Mary
Bass
Letter
To My Love
Looking
out the window onto the patio, I remember all the meals we had there;
all the seasons we enjoyed. Then living with the warmth and the cold,
then nothing but cold whether we were within or without. The without
grew and grew.
The
other day, I saw someone's cat sitting in the sun, in the middle of
the patio table. The way she moved, turning her head back and forth,
stretched, and shrugged, all reminded me of you. Even the elongated
way of shifting until she was sure she'd created the best position for
her nap.
Days
later, something on the fence caught my eye. The cat. She was hanging,
like all the stuffing had come out of her, fence point lodged in her
belly.
I
felt the most awful sense of dread. How could she stand it?
All
day, each time I passed the window, I'd see her in the same position.

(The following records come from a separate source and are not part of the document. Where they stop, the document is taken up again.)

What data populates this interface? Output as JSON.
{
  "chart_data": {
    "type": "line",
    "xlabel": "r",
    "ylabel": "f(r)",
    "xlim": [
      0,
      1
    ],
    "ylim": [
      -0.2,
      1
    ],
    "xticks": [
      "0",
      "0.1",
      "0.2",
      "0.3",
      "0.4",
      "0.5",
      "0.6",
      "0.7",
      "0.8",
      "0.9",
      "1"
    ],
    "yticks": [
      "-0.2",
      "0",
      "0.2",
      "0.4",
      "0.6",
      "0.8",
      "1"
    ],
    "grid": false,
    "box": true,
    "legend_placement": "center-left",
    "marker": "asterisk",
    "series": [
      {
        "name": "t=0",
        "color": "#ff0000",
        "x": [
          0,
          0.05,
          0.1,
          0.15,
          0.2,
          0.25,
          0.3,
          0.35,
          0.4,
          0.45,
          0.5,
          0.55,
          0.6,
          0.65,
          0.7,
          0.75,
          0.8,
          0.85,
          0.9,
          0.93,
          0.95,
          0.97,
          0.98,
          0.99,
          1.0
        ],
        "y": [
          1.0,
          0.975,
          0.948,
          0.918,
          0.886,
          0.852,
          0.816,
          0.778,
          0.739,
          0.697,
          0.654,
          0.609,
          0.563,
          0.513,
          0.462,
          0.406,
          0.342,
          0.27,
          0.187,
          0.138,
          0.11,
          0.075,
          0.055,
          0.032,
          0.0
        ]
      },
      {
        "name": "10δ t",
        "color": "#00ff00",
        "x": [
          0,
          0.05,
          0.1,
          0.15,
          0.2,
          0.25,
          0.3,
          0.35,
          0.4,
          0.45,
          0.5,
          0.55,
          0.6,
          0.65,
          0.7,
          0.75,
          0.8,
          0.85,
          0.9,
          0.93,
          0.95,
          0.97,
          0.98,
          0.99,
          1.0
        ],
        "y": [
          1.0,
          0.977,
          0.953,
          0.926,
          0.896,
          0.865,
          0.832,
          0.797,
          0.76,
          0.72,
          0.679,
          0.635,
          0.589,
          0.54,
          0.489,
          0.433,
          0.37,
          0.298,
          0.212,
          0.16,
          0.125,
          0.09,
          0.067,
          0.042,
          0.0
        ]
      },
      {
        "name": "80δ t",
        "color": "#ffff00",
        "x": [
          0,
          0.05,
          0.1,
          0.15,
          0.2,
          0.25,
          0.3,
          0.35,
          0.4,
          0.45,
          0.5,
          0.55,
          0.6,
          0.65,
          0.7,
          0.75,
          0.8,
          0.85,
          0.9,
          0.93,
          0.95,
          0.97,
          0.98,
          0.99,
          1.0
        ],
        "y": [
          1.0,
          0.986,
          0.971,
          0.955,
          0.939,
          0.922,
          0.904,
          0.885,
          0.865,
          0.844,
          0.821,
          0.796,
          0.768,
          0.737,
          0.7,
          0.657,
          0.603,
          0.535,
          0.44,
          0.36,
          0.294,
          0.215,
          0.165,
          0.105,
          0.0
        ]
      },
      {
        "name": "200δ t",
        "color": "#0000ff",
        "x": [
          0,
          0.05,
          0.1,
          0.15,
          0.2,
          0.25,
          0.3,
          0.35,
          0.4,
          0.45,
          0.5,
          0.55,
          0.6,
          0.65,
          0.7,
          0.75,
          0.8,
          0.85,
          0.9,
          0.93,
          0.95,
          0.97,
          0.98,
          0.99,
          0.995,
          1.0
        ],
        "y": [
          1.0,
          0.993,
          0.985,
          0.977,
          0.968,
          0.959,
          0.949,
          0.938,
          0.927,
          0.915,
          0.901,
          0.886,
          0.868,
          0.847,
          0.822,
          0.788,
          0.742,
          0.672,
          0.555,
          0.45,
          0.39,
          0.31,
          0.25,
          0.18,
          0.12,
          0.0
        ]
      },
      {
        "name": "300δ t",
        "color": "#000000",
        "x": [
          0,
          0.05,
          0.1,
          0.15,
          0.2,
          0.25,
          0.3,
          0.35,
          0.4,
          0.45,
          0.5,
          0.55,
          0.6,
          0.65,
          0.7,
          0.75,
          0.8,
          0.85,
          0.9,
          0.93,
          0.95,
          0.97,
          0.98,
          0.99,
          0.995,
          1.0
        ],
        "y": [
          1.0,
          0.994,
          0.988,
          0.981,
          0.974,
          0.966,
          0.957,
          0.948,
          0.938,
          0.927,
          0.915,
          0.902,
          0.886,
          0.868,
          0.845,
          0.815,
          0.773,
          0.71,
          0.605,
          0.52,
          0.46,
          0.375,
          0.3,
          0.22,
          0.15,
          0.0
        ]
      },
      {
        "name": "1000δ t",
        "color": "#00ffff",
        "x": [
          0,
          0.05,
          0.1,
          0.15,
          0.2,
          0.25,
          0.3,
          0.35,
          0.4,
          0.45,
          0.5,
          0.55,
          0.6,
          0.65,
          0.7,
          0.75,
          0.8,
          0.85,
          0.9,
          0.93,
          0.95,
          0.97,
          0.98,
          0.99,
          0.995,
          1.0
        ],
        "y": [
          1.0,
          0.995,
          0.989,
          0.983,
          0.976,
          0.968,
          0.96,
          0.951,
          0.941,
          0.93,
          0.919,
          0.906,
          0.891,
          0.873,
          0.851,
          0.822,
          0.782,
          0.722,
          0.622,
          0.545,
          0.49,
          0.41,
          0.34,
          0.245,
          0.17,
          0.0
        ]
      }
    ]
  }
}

I felt sick. I paced back and forth, chewing my nails, as I used to
do in waiting for you, until I learned better.
What
to do? Poke it and see if it roused? Creep close and clap my hands?
Sensible
or not, sleep visited me little. I walked back and forth to the window
even though I could see nothing through the dark. I looked anyway. Like
I used to search for you. I could do nothing and the body would rot
on my fence. The idea made my stomach lurch and my skin crawl.
Then
an almost non-related thought surfaced: She was not my responsibility,
but the fence was. You used to speak thoughts like these. Thoughts that
circled around everything, especially around me.
Did
you leave your circles behind for me to fall into?